OP-ED

Zohran Mamdani and the Politics of Hypocrisy

Zohran Mamdani and the Politics of Hypocrisy

Alfred Lela

Having lived in the United States for nearly a decade, I know the country well enough to recognize that Zohran Mamdani — beneath his charisma and populist rhetoric — embodies hypocrisy. 

Mamdani’s central claim, repeated in his victory speech, that he is “the mayor of immigrants,” rests on a false premise. America does not need to be reminded that immigrants built it. No one in the United States — least of all Donald Trump — has spoken against immigration itself. What some Americans oppose is illegal immigration, the entry of those who commit crimes or arrive as part of criminal contingents from abroad.

There is no anti-immigrant prejudice in America because the country was founded on a compassionate Christianity that welcomes the stranger while expecting hard work, ethics, and loyalty to the language and flag of the nation. America is great not because immigrants founded it, but because immigrants embraced the single truth of the Constitution — that all men are created equal, endowed by their Creator with unalienable rights, and that the pursuit of happiness is a distinctively American promise.

No president, party, or political doctrine has ever repudiated those founding principles.

As for Muslims, Mamdani may speak with more authority, but his privileged background, however, undermines his rhetoric of grievance. The son of a Muslim family that found success in academia and film, he is proof that the so-called “exclusive America” has always rewarded merit, regardless of color, creed, or origin.

Yet America, a country founded by Christians who fled persecution — often from other Christians — has every right to preserve its civilizational roots. The principle works both ways: just as Americans are told not to teach democracy to Arabs in the Middle East, Muslims in America might be reminded that they cannot expect to install Sharia law, even within their own communities. Fair is fair.

Mamdani’s third line of defense — multiculturalism — is equally false and aggressive. In his circles, multiculturalism has become a code word for blaming the West, Christianity, and the values that shaped its cathedrals, universities, theaters, books, and graves. It pits instinct against institution, and in that unequal fight, the instinctive response of the majority is inevitable. You cannot condemn it for defending itself.

The other minority Mamdani defends — sexual and gender minorities — is even more ideologically fraught. The modern Left has traveled from Simone de Beauvoir’s “second sex” to a “third sex” of post-Marxist, post-revolutionary, post-sexual thought. It has deconstructed the personae sexuae only to elevate a “sexual character” — not a person — that demands unconditional recognition and moral immunity from scrutiny. What it criticizes in the two sexes, it claims as a privilege for itself.

This “third gender,” shielded and sanctified by the radical Left, has fractured two of America’s most essential institutions: the family and the school. What children are taught in the morning — that it’s perfectly fine to be “different” or “trans” — often collides with what they learn at home from parents who come from the two original sexes and two millennia of civilization.

That fracture, not the traditional family or religion, is what has produced today’s cultural confusion — not the America of the Founding Fathers that Mamdani and his allies denounce.

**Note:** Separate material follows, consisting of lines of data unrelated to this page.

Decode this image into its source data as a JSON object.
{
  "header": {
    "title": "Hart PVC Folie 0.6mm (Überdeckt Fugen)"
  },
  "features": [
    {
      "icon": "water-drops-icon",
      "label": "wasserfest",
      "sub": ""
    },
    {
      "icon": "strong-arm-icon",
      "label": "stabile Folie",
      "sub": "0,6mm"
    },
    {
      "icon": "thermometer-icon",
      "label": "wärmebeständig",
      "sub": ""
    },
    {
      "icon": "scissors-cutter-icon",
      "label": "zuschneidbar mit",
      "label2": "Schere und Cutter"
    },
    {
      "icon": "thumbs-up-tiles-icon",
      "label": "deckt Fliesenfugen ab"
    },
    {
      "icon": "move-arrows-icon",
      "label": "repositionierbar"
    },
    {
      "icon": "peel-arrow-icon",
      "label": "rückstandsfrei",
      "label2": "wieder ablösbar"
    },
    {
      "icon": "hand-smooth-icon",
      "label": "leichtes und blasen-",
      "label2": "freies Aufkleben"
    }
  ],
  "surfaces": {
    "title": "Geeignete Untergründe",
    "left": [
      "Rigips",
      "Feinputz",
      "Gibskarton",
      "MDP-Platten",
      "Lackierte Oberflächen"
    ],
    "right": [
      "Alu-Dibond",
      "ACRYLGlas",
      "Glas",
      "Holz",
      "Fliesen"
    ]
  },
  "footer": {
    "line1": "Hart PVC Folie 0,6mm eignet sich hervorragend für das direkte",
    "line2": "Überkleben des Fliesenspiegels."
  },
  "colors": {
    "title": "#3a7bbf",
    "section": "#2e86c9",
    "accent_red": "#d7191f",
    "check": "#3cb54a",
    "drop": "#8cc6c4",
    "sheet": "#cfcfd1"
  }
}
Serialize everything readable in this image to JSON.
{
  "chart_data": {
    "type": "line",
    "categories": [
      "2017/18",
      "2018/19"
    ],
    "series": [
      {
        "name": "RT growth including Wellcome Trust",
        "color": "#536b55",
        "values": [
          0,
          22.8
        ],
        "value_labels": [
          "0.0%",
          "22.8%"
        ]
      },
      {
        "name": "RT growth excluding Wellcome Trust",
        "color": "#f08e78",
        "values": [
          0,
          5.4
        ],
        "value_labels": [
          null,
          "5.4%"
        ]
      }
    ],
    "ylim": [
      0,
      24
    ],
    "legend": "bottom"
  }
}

Mamdani has thus become a kind of monarch of hypocritical minorities — coalitions that demand equality but interpret it as domination. Their union has produced a fragile, artificial majority in New York, nothing more than a short-lived moral apartheid.

This unholy alliance of minorities that sanctify their impulses and act as if they were the majority is the true distortion of their supposed triumph. It does not resolve the dilemma of the American or global Left, which remains unsolvable because it seeks meaning in what is unnatural — and because it insists on playing God.

Marxism failed once as an ideology; it will fail again in this new guise. Mamdani is not the explanation of this failure — only its latest symptom.